“No te llevaré allí. Habrá gente decente, no a tu nivel”, declaró mi esposo, sin saber que soy la dueña de la empresa en la que trabaja.

Nos casamos hace cinco años, cuando yo acababa de terminar la carrera de economía y él trabajaba como gerente junior en una empresa comercial. Por aquel entonces, parecía un joven ambicioso y decidido con un futuro brillante. Me gustaba su forma de hablar de sus planes, la seguridad con la que miraba al futuro.

Con los años, Dmitry ascendió considerablemente en su carrera. Ahora era gerente senior de ventas, atendiendo a clientes importantes. Gastaba el dinero que ganaba en su apariencia: trajes caros, relojes suizos, un coche nuevo cada dos años. “La imagen lo es todo”, solía decir. “La gente necesita verte triunfar o no te contratarán”.

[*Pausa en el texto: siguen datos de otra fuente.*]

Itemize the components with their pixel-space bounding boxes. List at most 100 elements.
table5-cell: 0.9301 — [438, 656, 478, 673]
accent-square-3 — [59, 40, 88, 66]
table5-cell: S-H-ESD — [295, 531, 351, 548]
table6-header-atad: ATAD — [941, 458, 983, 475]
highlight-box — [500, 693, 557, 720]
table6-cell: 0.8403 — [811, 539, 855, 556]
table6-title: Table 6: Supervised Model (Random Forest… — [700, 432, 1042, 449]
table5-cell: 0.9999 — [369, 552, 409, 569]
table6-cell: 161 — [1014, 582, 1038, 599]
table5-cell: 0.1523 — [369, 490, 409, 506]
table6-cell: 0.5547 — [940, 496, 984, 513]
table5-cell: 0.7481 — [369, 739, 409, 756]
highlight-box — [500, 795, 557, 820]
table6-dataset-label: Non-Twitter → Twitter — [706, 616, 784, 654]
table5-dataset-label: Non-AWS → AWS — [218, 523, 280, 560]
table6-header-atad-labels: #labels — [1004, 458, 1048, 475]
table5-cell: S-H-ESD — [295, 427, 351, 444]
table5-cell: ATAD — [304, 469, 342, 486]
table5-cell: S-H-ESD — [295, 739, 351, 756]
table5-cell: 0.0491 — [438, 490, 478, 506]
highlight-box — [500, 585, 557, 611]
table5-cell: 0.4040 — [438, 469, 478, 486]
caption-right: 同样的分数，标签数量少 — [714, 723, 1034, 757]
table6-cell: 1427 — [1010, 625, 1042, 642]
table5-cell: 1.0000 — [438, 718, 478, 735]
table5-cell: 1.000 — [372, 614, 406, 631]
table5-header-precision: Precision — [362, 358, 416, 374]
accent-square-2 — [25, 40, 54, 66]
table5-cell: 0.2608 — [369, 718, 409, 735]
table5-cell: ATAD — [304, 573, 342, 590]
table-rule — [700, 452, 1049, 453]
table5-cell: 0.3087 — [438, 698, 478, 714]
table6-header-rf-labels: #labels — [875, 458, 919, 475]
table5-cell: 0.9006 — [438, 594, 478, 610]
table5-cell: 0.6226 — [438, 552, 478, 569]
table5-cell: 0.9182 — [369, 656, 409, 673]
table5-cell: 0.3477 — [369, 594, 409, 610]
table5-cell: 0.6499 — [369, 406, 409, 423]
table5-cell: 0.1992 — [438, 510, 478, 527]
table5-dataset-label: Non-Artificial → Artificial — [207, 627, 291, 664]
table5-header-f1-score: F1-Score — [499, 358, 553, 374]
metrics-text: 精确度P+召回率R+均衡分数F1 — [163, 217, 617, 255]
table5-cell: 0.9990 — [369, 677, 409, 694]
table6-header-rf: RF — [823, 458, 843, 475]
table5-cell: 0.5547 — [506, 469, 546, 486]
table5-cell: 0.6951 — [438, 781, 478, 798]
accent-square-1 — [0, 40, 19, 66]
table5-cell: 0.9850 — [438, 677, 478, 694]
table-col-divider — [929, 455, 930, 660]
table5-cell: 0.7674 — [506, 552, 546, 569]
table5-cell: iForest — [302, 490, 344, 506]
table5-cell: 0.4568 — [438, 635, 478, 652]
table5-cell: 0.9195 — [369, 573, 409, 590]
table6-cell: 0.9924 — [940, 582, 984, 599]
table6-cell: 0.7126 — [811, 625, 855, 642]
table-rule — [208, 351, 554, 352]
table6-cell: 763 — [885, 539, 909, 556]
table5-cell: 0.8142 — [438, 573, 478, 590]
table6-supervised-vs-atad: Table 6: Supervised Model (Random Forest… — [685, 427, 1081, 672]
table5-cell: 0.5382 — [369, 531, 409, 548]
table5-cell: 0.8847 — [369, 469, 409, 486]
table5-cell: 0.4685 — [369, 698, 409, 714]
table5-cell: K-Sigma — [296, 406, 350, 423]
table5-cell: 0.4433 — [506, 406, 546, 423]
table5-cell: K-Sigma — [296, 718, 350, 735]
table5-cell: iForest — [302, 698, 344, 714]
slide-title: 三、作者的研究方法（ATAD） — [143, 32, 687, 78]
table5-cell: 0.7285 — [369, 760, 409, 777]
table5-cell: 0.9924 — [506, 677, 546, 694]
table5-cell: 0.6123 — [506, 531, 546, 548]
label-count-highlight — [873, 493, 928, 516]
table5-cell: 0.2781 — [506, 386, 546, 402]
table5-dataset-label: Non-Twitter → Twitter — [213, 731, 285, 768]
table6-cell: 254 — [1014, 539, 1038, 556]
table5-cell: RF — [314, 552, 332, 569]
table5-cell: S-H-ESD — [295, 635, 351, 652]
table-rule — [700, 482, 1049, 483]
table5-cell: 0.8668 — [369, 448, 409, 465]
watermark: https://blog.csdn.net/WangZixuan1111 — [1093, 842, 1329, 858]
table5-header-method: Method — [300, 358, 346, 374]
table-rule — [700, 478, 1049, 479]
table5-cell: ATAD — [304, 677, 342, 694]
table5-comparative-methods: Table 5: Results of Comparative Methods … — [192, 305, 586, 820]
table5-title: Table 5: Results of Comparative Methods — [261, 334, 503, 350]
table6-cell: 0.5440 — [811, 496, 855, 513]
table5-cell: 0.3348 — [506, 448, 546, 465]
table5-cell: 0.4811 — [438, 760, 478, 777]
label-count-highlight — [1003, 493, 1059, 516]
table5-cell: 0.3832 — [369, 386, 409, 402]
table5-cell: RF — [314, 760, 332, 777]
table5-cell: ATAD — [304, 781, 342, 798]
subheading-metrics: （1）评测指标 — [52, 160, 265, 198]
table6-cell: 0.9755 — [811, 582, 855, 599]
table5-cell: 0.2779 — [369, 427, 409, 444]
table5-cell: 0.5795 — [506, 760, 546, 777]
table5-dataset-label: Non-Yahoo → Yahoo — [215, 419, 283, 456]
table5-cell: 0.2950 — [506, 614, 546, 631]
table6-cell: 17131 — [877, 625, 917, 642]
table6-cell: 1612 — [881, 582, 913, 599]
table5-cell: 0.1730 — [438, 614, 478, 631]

Trabajaba como economista en una pequeña consultora, ganando un salario modesto e intentando no sobrecargar el presupuesto familiar con gastos innecesarios. Cuando Dmitry me llevaba a eventos corporativos, siempre me sentía fuera de lugar. Me presentó a mis compañeros con una ligera ironía: “Aquí está mi ratoncito gris de paseo”. Todos rieron, y yo sonreí, fingiendo que también me hacía gracia.

Poco a poco, empecé a notar cómo había cambiado mi marido. El éxito se le había subido a la cabeza. Empezó a menospreciarme no solo a mí, sino también a sus jefes. “Vendo esta chatarra hecha por nuestros chinos”, decía en casa, bebiendo whisky caro. “Lo importante es presentarla bien, y comprarán cualquier cosa”.

A veces insinuaba otras fuentes de ingresos. “Los clientes aprecian el buen servicio”, guiñaba el ojo. “Y están dispuestos a pagar más por él. Personalmente, lo entiendo, ¿verdad?”.

Lo entendí, pero preferí no entrar en detalles.

Todo cambió hace tres meses cuando me llamó un notario.

¿Anna Sergeevna? Se trata de la herencia de tu padre, Sergei Mikhailovich Volkov.

Se me encogió el corazón. Mi padre abandonó a la familia cuando yo tenía siete años. Mamá nunca me contó qué le había pasado. Solo sabía que trabajaba en algún sitio, viviendo su propia vida, donde no había espacio para una hija.

“Tu padre falleció hace un mes”, continuó el notario. “Según el testamento, eres la única heredera de todos sus bienes”.

Lo que descubrí en la notaría me cambió el mundo por completo. Resultó que mi padre no solo era un empresario exitoso, sino que había construido todo un imperio. Un apartamento en el centro de Moscú, una casa de campo, coches, pero lo más importante: un fondo de inversión con acciones en docenas de empresas.

Entre los documentos, encontré un nombre que me estremeció: “TradeInvest”, la empresa donde trabajaba Dmitry.

Las primeras semanas estuve en shock. Cada mañana me despertaba sin poder creer que fuera real. Le dije a mi marido que había cambiado de trabajo; ahora trabajaba en el sector de la inversión. Reaccionó con indiferencia, murmurando algo sobre que esperaba que no me bajara el sueldo.